A TYPE OF THE QUARTER
By Helleu.—Estampe Moderne
Often after an annual dinner of one of the ateliers, the entire body of students will march into the “Bullier,” three hundred strong, and take a good-natured possession of the place. There have been some serious demonstrations in the Quarter by the students, who can form a small army when combined. But as a rule you will find them a good-natured lot of fellows, who are out for all the humor and fun they can create at the least expense.
But in June, 1893, a serious demonstration by the students occurred, for these students can fight as well as dance. Senator Beranger, having read one morning in the “Courrier Français” an account of the revelry and nudity of several of the best-known models of the Quarter at the “Quat’z’ Arts” ball, brought a charge against the organizers of the ball, and several of the models, whose beauty unadorned had made them conspicuous on this most festive occasion. At the ensuing trial, several celebrated beauties and idols of the Latin Quarter were convicted and sentenced to a short term of imprisonment, and fined a hundred francs each. These sentences were, however, remitted, but the majority of the students would not have it thus, and wanted further satisfaction. A mass meeting was held by them in the Place de la Sorbonne. The police were in force there to stop any disturbance, and up to 10 o’clock at night the crowd was held in control.

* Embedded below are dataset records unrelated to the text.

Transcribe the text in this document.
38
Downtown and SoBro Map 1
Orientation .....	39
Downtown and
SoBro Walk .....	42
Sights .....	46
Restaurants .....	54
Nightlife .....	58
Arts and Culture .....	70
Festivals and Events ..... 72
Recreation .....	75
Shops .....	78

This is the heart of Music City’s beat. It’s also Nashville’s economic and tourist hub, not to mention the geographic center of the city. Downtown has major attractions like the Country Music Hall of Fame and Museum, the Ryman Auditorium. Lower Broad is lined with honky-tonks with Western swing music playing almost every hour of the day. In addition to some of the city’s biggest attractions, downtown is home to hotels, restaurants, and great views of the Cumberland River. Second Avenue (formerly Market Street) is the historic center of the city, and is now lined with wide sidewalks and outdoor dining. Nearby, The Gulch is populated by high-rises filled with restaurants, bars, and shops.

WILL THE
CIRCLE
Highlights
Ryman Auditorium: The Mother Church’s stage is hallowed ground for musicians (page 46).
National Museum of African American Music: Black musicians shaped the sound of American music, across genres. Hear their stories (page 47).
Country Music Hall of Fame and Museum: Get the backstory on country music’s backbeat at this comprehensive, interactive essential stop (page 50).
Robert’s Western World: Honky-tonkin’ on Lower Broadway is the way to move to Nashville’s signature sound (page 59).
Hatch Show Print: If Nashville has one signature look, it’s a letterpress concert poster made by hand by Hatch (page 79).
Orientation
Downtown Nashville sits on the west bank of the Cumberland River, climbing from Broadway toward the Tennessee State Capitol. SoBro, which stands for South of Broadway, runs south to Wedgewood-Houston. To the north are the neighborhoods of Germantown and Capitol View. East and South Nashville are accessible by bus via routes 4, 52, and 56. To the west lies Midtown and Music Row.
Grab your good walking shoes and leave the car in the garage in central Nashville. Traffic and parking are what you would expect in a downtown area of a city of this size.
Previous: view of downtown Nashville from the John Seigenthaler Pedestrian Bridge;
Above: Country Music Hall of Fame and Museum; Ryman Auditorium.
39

It was a warm June night, and every student in the Quarter was keyed to a high state of excitement. Finally a great crowd of students formed in front of the Café d’Harcourt, opposite the Sorbonne; things
were at fever heat; the police became rough; and in the row that ensued, somebody hurled one of the heavy stone match-safes from a café table at one of the policemen, who in his excitement picked it up and hurled it back into the crowd. It struck and injured fatally an innocent outsider, who was taken to the Charity Hospital, in the rue Jacob, and died there.
On the following Monday another mass meeting of students was held in the Place de la Sorbonne, who, after the meeting, formed in a body and marched to the Chamber of Deputies, crying: “Conspuez Dupuy,” who was then president of the Chamber. A number of deputies came out on the portico and the terrace, and smilingly reviewed the demonstration, while the students hurled their anathemas at them, the leaders and men in the front rank of this howling mob trying to climb over the high railing in front of the terrace, and shouting that the police were responsible for the death of one of their comrades.
The Government, fearing further trouble and wishing to avoid any disturbance on the day of the funeral of the victim of the riot in the Place Sorbonne, deceived the public as to the hour when it would occur. This exasperated the students so that they began one of those demonstrations for which Paris is famous. By 3 P.M. the next day the Quartier Latin was in a state of siege—these poets and painters and sculptors and musicians tore up the rue Jacob and constructed barricades near the hospital where their comrade had died. They tore up the rue Bonaparte, too, at the Place St. Germain des Prés, and built barricades, composed of overturned omnibuses and tramcars and newspaper booths. They smashed windows and everything else in sight, to get even with the Government and the smiling deputies and the murderous police—and then the troops came, and the affair took a different turn. In three days thirty thousand troops were in Paris—principally cavalry, many of the regiments coming from as far away as the center of France.